Good description! It's too bad other NHTSA complaints aren't as well written.


----------



## Ger8mm (Mar 13, 2014)

I hope I don't come across this problem in mine.


----------



## vwgtiglx (Jun 13, 2013)

Ger8mm said:


> I hope I don't come across this problem in mine.


I have to agree with the above quote here, "Knock-on wood," although my ears are still ringing from that previous NHTSA quote.
Gary_G you're not a lawyer by any chance are you? I just had to ask.

Your Quote, "I haven't brought the car to my dealer yet because I know he is going to just say everything is fine." - Gary_G

Have you taken your car to the dealership to document this problem with them yet? I think it would be smart to at least have this noted in your car's history by the dealer in case there would be a future recall for this problem regardless if they fix it now or later.


----------



## Gary_G (Jun 14, 2013)

No, I'm not a lawyer... and I have brought my car to the dealer I bought the car from to have them check the GM database for the problem... and also to go on record for the problem. All they would say is that there are no steering issues found for my Chevy Cruze VIN number. They told me to bring the car in to see if they can duplicate the problem on a test drive... now here is the strange part... the steering issue has stopped for the past 3 days before my dealer appointment. I don't know if this is temperature related or a computer module/ software issue but it appears not to be the steering rack. It is crazy because when I had the problem it was more than just annoying it was a safety issue while lane changing. I told the dealer I will make another appointment when it happens again. Maybe Chevy should have named the car Christine instead of Cruze... Stephen King would love this car!


----------



## Gary_G (Jun 14, 2013)

Just been contacted by Chevy Customer Care regarding my complaint with NHTSA...

"I again apologize to hear of this concern and I also apologize for any frustrations this may have caused. Thank you for providing this information. I will be sure to document this message within our system and make sure it reaches the correct group within our corporation.
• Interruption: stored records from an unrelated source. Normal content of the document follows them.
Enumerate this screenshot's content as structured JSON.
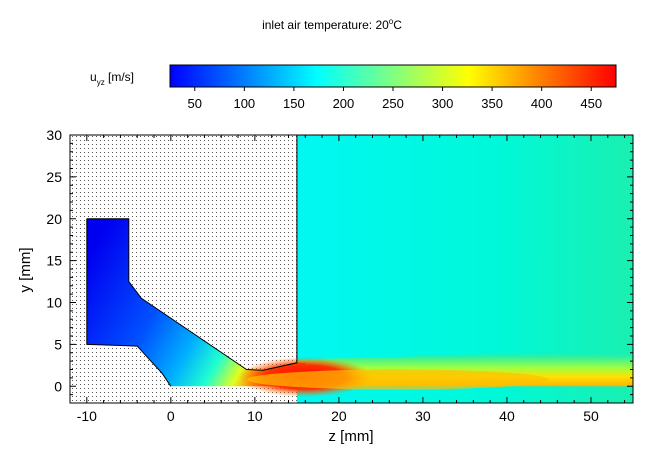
{
  "chart_data": {
    "type": "heatmap",
    "title": "inlet air temperature: 20°C",
    "title_main": "inlet air temperature: 20",
    "title_sup": "o",
    "title_end": "C",
    "colorbar": {
      "label_main": "u",
      "label_sub": "yz",
      "label_unit": " [m/s]",
      "ticks": [
        50,
        100,
        150,
        200,
        250,
        300,
        350,
        400,
        450
      ],
      "range": [
        25,
        475
      ],
      "colormap": [
        "#0000ff",
        "#0080ff",
        "#00ffff",
        "#80ff80",
        "#ffff00",
        "#ff8000",
        "#ff0000"
      ]
    },
    "xlabel": "z [mm]",
    "ylabel": "y [mm]",
    "xlim": [
      -12,
      55
    ],
    "ylim": [
      -2,
      30
    ],
    "xticks": [
      -10,
      0,
      10,
      20,
      30,
      40,
      50
    ],
    "yticks": [
      0,
      5,
      10,
      15,
      20,
      25,
      30
    ],
    "grid": true,
    "nozzle_geometry": {
      "outline_z": [
        -10,
        -5,
        -5,
        -3.5,
        9,
        11,
        15,
        15,
        55,
        55,
        0,
        -1,
        -4,
        -10
      ],
      "outline_y": [
        20,
        20,
        12.5,
        10.5,
        2,
        1.9,
        2.8,
        30,
        30,
        0,
        0,
        1.5,
        4.8,
        5
      ]
    },
    "field_samples": [
      {
        "region": "inlet chamber",
        "z": -8,
        "y": 15,
        "u": 40
      },
      {
        "region": "converging channel",
        "z": 4,
        "y": 4,
        "u": 110
      },
      {
        "region": "throat",
        "z": 9,
        "y": 1,
        "u": 320
      },
      {
        "region": "jet core",
        "z": 15,
        "y": 1,
        "u": 455
      },
      {
        "region": "jet downstream",
        "z": 30,
        "y": 1,
        "u": 370
      },
      {
        "region": "jet end",
        "z": 52,
        "y": 1,
        "u": 330
      },
      {
        "region": "jet shear layer",
        "z": 40,
        "y": 3,
        "u": 200
      },
      {
        "region": "ambient",
        "z": 35,
        "y": 20,
        "u": 150
      }
    ]
  }
}
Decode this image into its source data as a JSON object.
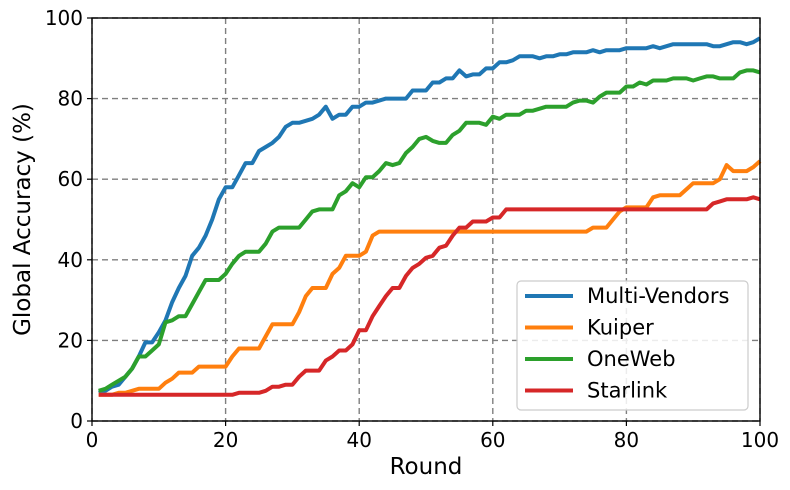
{
  "chart_data": {
    "type": "line",
    "title": "",
    "xlabel": "Round",
    "ylabel": "Global Accuracy (%)",
    "xlim": [
      0,
      100
    ],
    "ylim": [
      0,
      100
    ],
    "xticks": [
      0,
      20,
      40,
      60,
      80,
      100
    ],
    "yticks": [
      0,
      20,
      40,
      60,
      80,
      100
    ],
    "xtick_labels": [
      "0",
      "20",
      "40",
      "60",
      "80",
      "100"
    ],
    "ytick_labels": [
      "0",
      "20",
      "40",
      "60",
      "80",
      "100"
    ],
    "grid": true,
    "grid_style": "dashed",
    "legend_position": "lower-right",
    "series": [
      {
        "name": "Multi-Vendors",
        "color": "#1f77b4",
        "x": [
          1,
          2,
          3,
          4,
          5,
          6,
          7,
          8,
          9,
          10,
          11,
          12,
          13,
          14,
          15,
          16,
          17,
          18,
          19,
          20,
          21,
          22,
          23,
          24,
          25,
          26,
          27,
          28,
          29,
          30,
          31,
          32,
          33,
          34,
          35,
          36,
          37,
          38,
          39,
          40,
          41,
          42,
          43,
          44,
          45,
          46,
          47,
          48,
          49,
          50,
          51,
          52,
          53,
          54,
          55,
          56,
          57,
          58,
          59,
          60,
          61,
          62,
          63,
          64,
          65,
          66,
          67,
          68,
          69,
          70,
          71,
          72,
          73,
          74,
          75,
          76,
          77,
          78,
          79,
          80,
          81,
          82,
          83,
          84,
          85,
          86,
          87,
          88,
          89,
          90,
          91,
          92,
          93,
          94,
          95,
          96,
          97,
          98,
          99,
          100
        ],
        "y": [
          7,
          7.5,
          8.5,
          9,
          11,
          13,
          16,
          19.5,
          19.5,
          22,
          25,
          29.5,
          33,
          36,
          41,
          43,
          46,
          50,
          55,
          58,
          58,
          61,
          64,
          64,
          67,
          68,
          69,
          70.5,
          73,
          74,
          74,
          74.5,
          75,
          76,
          78,
          75,
          76,
          76,
          78,
          78,
          79,
          79,
          79.5,
          80,
          80,
          80,
          80,
          82,
          82,
          82,
          84,
          84,
          85,
          85,
          87,
          85.5,
          86,
          86,
          87.5,
          87.5,
          89,
          89,
          89.5,
          90.5,
          90.5,
          90.5,
          90,
          90.5,
          90.5,
          91,
          91,
          91.5,
          91.5,
          91.5,
          92,
          91.5,
          92,
          92,
          92,
          92.5,
          92.5,
          92.5,
          92.5,
          93,
          92.5,
          93,
          93.5,
          93.5,
          93.5,
          93.5,
          93.5,
          93.5,
          93,
          93,
          93.5,
          94,
          94,
          93.5,
          94,
          95
        ]
      },
      {
        "name": "Kuiper",
        "color": "#ff7f0e",
        "x": [
          1,
          2,
          3,
          4,
          5,
          6,
          7,
          8,
          9,
          10,
          11,
          12,
          13,
          14,
          15,
          16,
          17,
          18,
          19,
          20,
          21,
          22,
          23,
          24,
          25,
          26,
          27,
          28,
          29,
          30,
          31,
          32,
          33,
          34,
          35,
          36,
          37,
          38,
          39,
          40,
          41,
          42,
          43,
          44,
          45,
          46,
          47,
          48,
          49,
          50,
          51,
          52,
          53,
          54,
          55,
          56,
          57,
          58,
          59,
          60,
          61,
          62,
          63,
          64,
          65,
          66,
          67,
          68,
          69,
          70,
          71,
          72,
          73,
          74,
          75,
          76,
          77,
          78,
          79,
          80,
          81,
          82,
          83,
          84,
          85,
          86,
          87,
          88,
          89,
          90,
          91,
          92,
          93,
          94,
          95,
          96,
          97,
          98,
          99,
          100
        ],
        "y": [
          6.5,
          6.5,
          6.5,
          7,
          7,
          7.5,
          8,
          8,
          8,
          8,
          9.5,
          10.5,
          12,
          12,
          12,
          13.5,
          13.5,
          13.5,
          13.5,
          13.5,
          16,
          18,
          18,
          18,
          18,
          21,
          24,
          24,
          24,
          24,
          27,
          31,
          33,
          33,
          33,
          36.5,
          38,
          41,
          41,
          41,
          42,
          46,
          47,
          47,
          47,
          47,
          47,
          47,
          47,
          47,
          47,
          47,
          47,
          47,
          47,
          47,
          47,
          47,
          47,
          47,
          47,
          47,
          47,
          47,
          47,
          47,
          47,
          47,
          47,
          47,
          47,
          47,
          47,
          47,
          48,
          48,
          48,
          50,
          52,
          53,
          53,
          53,
          53,
          55.5,
          56,
          56,
          56,
          56,
          57.5,
          59,
          59,
          59,
          59,
          60,
          63.5,
          62,
          62,
          62,
          63,
          64.5
        ]
      },
      {
        "name": "OneWeb",
        "color": "#2ca02c",
        "x": [
          1,
          2,
          3,
          4,
          5,
          6,
          7,
          8,
          9,
          10,
          11,
          12,
          13,
          14,
          15,
          16,
          17,
          18,
          19,
          20,
          21,
          22,
          23,
          24,
          25,
          26,
          27,
          28,
          29,
          30,
          31,
          32,
          33,
          34,
          35,
          36,
          37,
          38,
          39,
          40,
          41,
          42,
          43,
          44,
          45,
          46,
          47,
          48,
          49,
          50,
          51,
          52,
          53,
          54,
          55,
          56,
          57,
          58,
          59,
          60,
          61,
          62,
          63,
          64,
          65,
          66,
          67,
          68,
          69,
          70,
          71,
          72,
          73,
          74,
          75,
          76,
          77,
          78,
          79,
          80,
          81,
          82,
          83,
          84,
          85,
          86,
          87,
          88,
          89,
          90,
          91,
          92,
          93,
          94,
          95,
          96,
          97,
          98,
          99,
          100
        ],
        "y": [
          7.5,
          8,
          9,
          10,
          11,
          13,
          16,
          16,
          17.5,
          19,
          24.5,
          25,
          26,
          26,
          29,
          32,
          35,
          35,
          35,
          36.5,
          39,
          41,
          42,
          42,
          42,
          44,
          47,
          48,
          48,
          48,
          48,
          50,
          52,
          52.5,
          52.5,
          52.5,
          56,
          57,
          59,
          58,
          60.5,
          60.5,
          62,
          64,
          63.5,
          64,
          66.5,
          68,
          70,
          70.5,
          69.5,
          69,
          69,
          71,
          72,
          74,
          74,
          74,
          73.5,
          75.5,
          75,
          76,
          76,
          76,
          77,
          77,
          77.5,
          78,
          78,
          78,
          78,
          79,
          79.5,
          79.5,
          79,
          80.5,
          81.5,
          81.5,
          81.5,
          83,
          83,
          84,
          83.5,
          84.5,
          84.5,
          84.5,
          85,
          85,
          85,
          84.5,
          85,
          85.5,
          85.5,
          85,
          85,
          85,
          86.5,
          87,
          87,
          86.5
        ]
      },
      {
        "name": "Starlink",
        "color": "#d62728",
        "x": [
          1,
          2,
          3,
          4,
          5,
          6,
          7,
          8,
          9,
          10,
          11,
          12,
          13,
          14,
          15,
          16,
          17,
          18,
          19,
          20,
          21,
          22,
          23,
          24,
          25,
          26,
          27,
          28,
          29,
          30,
          31,
          32,
          33,
          34,
          35,
          36,
          37,
          38,
          39,
          40,
          41,
          42,
          43,
          44,
          45,
          46,
          47,
          48,
          49,
          50,
          51,
          52,
          53,
          54,
          55,
          56,
          57,
          58,
          59,
          60,
          61,
          62,
          63,
          64,
          65,
          66,
          67,
          68,
          69,
          70,
          71,
          72,
          73,
          74,
          75,
          76,
          77,
          78,
          79,
          80,
          81,
          82,
          83,
          84,
          85,
          86,
          87,
          88,
          89,
          90,
          91,
          92,
          93,
          94,
          95,
          96,
          97,
          98,
          99,
          100
        ],
        "y": [
          6.5,
          6.5,
          6.5,
          6.5,
          6.5,
          6.5,
          6.5,
          6.5,
          6.5,
          6.5,
          6.5,
          6.5,
          6.5,
          6.5,
          6.5,
          6.5,
          6.5,
          6.5,
          6.5,
          6.5,
          6.5,
          7,
          7,
          7,
          7,
          7.5,
          8.5,
          8.5,
          9,
          9,
          11,
          12.5,
          12.5,
          12.5,
          15,
          16,
          17.5,
          17.5,
          19,
          22.5,
          22.5,
          26,
          28.5,
          31,
          33,
          33,
          36,
          38,
          39,
          40.5,
          41,
          43,
          43.5,
          46,
          48,
          48,
          49.5,
          49.5,
          49.5,
          50.5,
          50.5,
          52.5,
          52.5,
          52.5,
          52.5,
          52.5,
          52.5,
          52.5,
          52.5,
          52.5,
          52.5,
          52.5,
          52.5,
          52.5,
          52.5,
          52.5,
          52.5,
          52.5,
          52.5,
          52.5,
          52.5,
          52.5,
          52.5,
          52.5,
          52.5,
          52.5,
          52.5,
          52.5,
          52.5,
          52.5,
          52.5,
          52.5,
          54,
          54.5,
          55,
          55,
          55,
          55,
          55.5,
          55
        ]
      }
    ]
  }
}
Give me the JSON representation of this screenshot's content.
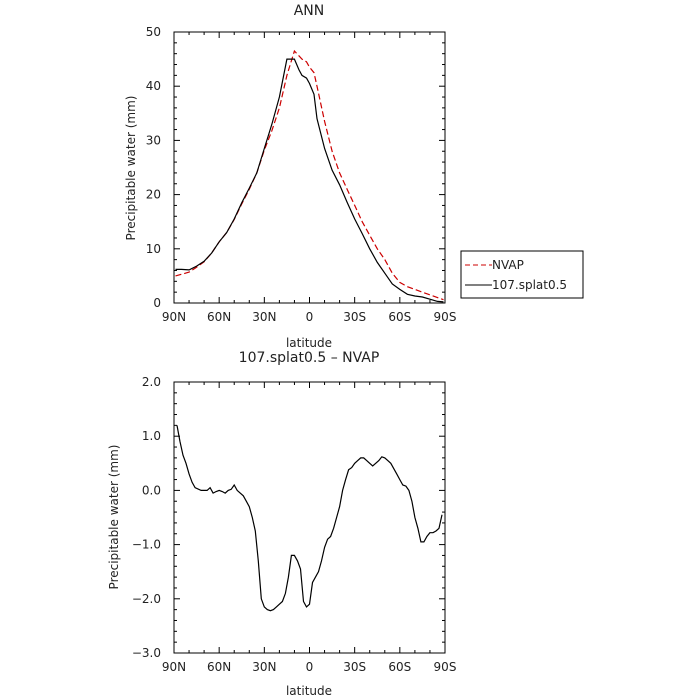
{
  "chart_data": [
    {
      "type": "line",
      "title": "ANN",
      "xlabel": "latitude",
      "ylabel": "Precipitable water (mm)",
      "xlim": [
        90,
        -90
      ],
      "ylim": [
        0,
        50
      ],
      "xticks": [
        90,
        60,
        30,
        0,
        -30,
        -60,
        -90
      ],
      "xtick_labels": [
        "90N",
        "60N",
        "30N",
        "0",
        "30S",
        "60S",
        "90S"
      ],
      "yticks": [
        0,
        10,
        20,
        30,
        40,
        50
      ],
      "ytick_labels": [
        "0",
        "10",
        "20",
        "30",
        "40",
        "50"
      ],
      "legend_position": "right",
      "series": [
        {
          "name": "NVAP",
          "color": "#cc0000",
          "dash": "dashed",
          "x": [
            89,
            85,
            80,
            75,
            70,
            65,
            60,
            55,
            50,
            45,
            40,
            35,
            30,
            25,
            20,
            15,
            10,
            5,
            2,
            0,
            -3,
            -5,
            -10,
            -15,
            -20,
            -25,
            -30,
            -35,
            -40,
            -45,
            -50,
            -55,
            -60,
            -65,
            -70,
            -75,
            -80,
            -85,
            -89
          ],
          "y": [
            5.0,
            5.3,
            5.7,
            6.6,
            7.6,
            9.2,
            11.3,
            13.0,
            15.4,
            18.3,
            21.0,
            24.0,
            28.2,
            31.8,
            36.0,
            42.0,
            46.5,
            45.0,
            44.5,
            43.5,
            42.5,
            40.0,
            33.5,
            28.0,
            24.0,
            21.0,
            18.0,
            15.0,
            12.5,
            10.0,
            8.0,
            5.5,
            3.8,
            3.0,
            2.5,
            2.0,
            1.5,
            1.0,
            0.6
          ]
        },
        {
          "name": "107.splat0.5",
          "color": "#000000",
          "dash": "solid",
          "x": [
            89,
            85,
            80,
            75,
            70,
            65,
            60,
            55,
            50,
            45,
            40,
            35,
            30,
            25,
            20,
            15,
            10,
            7,
            5,
            2,
            0,
            -3,
            -5,
            -10,
            -15,
            -20,
            -25,
            -30,
            -35,
            -40,
            -45,
            -50,
            -55,
            -60,
            -65,
            -70,
            -75,
            -80,
            -85,
            -89
          ],
          "y": [
            6.2,
            6.2,
            6.1,
            6.8,
            7.7,
            9.2,
            11.3,
            13.0,
            15.5,
            18.5,
            21.2,
            24.0,
            28.5,
            33.0,
            38.0,
            45.0,
            45.0,
            43.0,
            42.0,
            41.5,
            40.5,
            38.5,
            34.0,
            28.5,
            24.5,
            21.8,
            18.6,
            15.5,
            12.8,
            10.0,
            7.5,
            5.5,
            3.5,
            2.5,
            1.6,
            1.3,
            1.1,
            0.7,
            0.3,
            0.2
          ]
        }
      ]
    },
    {
      "type": "line",
      "title": "107.splat0.5 – NVAP",
      "xlabel": "latitude",
      "ylabel": "Precipitable water (mm)",
      "xlim": [
        90,
        -90
      ],
      "ylim": [
        -3.0,
        2.0
      ],
      "xticks": [
        90,
        60,
        30,
        0,
        -30,
        -60,
        -90
      ],
      "xtick_labels": [
        "90N",
        "60N",
        "30N",
        "0",
        "30S",
        "60S",
        "90S"
      ],
      "yticks": [
        -3,
        -2,
        -1,
        0,
        1,
        2
      ],
      "ytick_labels": [
        "−3.0",
        "−2.0",
        "−1.0",
        "0.0",
        "1.0",
        "2.0"
      ],
      "series": [
        {
          "color": "#000000",
          "dash": "solid",
          "x": [
            88,
            86,
            84,
            82,
            80,
            78,
            76,
            72,
            68,
            66,
            64,
            62,
            60,
            58,
            56,
            54,
            52,
            50,
            48,
            46,
            44,
            42,
            40,
            38,
            36,
            34,
            32,
            30,
            28,
            26,
            24,
            22,
            20,
            18,
            16,
            14,
            12,
            10,
            8,
            6,
            4,
            2,
            0,
            -2,
            -4,
            -6,
            -8,
            -10,
            -12,
            -14,
            -16,
            -18,
            -20,
            -22,
            -24,
            -26,
            -28,
            -30,
            -32,
            -34,
            -36,
            -38,
            -40,
            -42,
            -44,
            -46,
            -48,
            -50,
            -52,
            -54,
            -56,
            -58,
            -60,
            -62,
            -64,
            -66,
            -68,
            -70,
            -72,
            -74,
            -76,
            -78,
            -80,
            -82,
            -84,
            -86,
            -88
          ],
          "y": [
            1.2,
            0.9,
            0.65,
            0.5,
            0.3,
            0.15,
            0.05,
            0.0,
            0.0,
            0.05,
            -0.05,
            -0.02,
            0.0,
            -0.02,
            -0.05,
            0.0,
            0.02,
            0.1,
            0.0,
            -0.05,
            -0.1,
            -0.2,
            -0.3,
            -0.5,
            -0.75,
            -1.3,
            -2.0,
            -2.15,
            -2.2,
            -2.22,
            -2.2,
            -2.15,
            -2.1,
            -2.05,
            -1.9,
            -1.6,
            -1.2,
            -1.2,
            -1.3,
            -1.45,
            -2.05,
            -2.15,
            -2.1,
            -1.7,
            -1.6,
            -1.5,
            -1.3,
            -1.05,
            -0.9,
            -0.85,
            -0.7,
            -0.5,
            -0.3,
            0.0,
            0.2,
            0.38,
            0.42,
            0.5,
            0.55,
            0.6,
            0.6,
            0.55,
            0.5,
            0.45,
            0.5,
            0.55,
            0.62,
            0.6,
            0.55,
            0.5,
            0.4,
            0.3,
            0.2,
            0.1,
            0.08,
            0.0,
            -0.2,
            -0.5,
            -0.7,
            -0.95,
            -0.95,
            -0.85,
            -0.78,
            -0.78,
            -0.75,
            -0.7,
            -0.45
          ]
        }
      ]
    }
  ]
}
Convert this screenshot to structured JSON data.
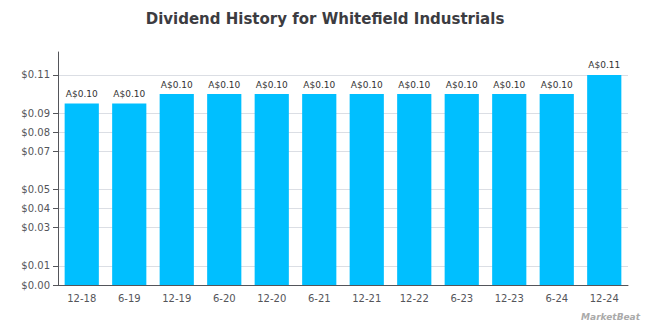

Please let us know if we can be of any other assistance. 

Kristen A.
Chevrolet Customer Care"


----------



## Gary_G (Jun 14, 2013)

It has been 2 weeks since the steering issue spontaneously ceased to exist... I hope it stays that way! I have to wonder if the issue was temperature related... it has been relatively warm the past couple of weeks. Anyone out there find that the steering problem goes away with warming temps?


----------



## jblackburn (Apr 14, 2012)

Gary_G said:


> It has been 2 weeks since the steering issue spontaneously ceased to exist... I hope it stays that way! I have to wonder if the issue was temperature related... it has been relatively warm the past couple of weeks. Anyone out there find that the steering problem goes away with warming temps?


Mine did it in the transition from winter to spring when it was 45-50F, and then abruptly stopped.


----------



## Gary_G (Jun 14, 2013)

Thanks for the reply... sounds like just what happened with my Cruze. I am hoping it doesn't return in the winter because I believe the steering problem is a safety concern when traveling on icy or snow covered roads.


----------



## jopair (Jul 21, 2014)

I just had my 2014 Cruze LTZ RS fixed for the sticking steering problem. Ask them about reprogramming the electroning steering module. Bulletin Document ID#4036174


----------



## jopair (Jul 21, 2014)

I just had my 2014 Cruze LTZ RS fixed for the sticking steering problem. Ask them about reprogramming the electroning steering module. Bulletin Document ID#4036174...


----------



## jopair (Jul 21, 2014)

I just had my 2014 Cruze LTZ RS fixed for the sticking steering problem. Ask them about reprogramming the electronic steering module. Bulletin Document ID#4036174


----------



## jalaner (Dec 28, 2013)

The Porsche Boxster and pre 2009 Corollas have the vastly superior but more expensive to install hydraulic steering. Electric steering sucks.


----------



## jblackburn (Apr 14, 2012)

jalaner said:


> The Porsche Boxster and pre 2009 Corollas have the vastly superior but more expensive to install hydraulic steering. Electric steering sucks.


The 2007 Corollas steering is completely lifeless and feels like a rubber band. My 2003 Camry was the same way. I actually like the EPS on both of our cars now. If they get it right, they can get some road feel into it too.


----------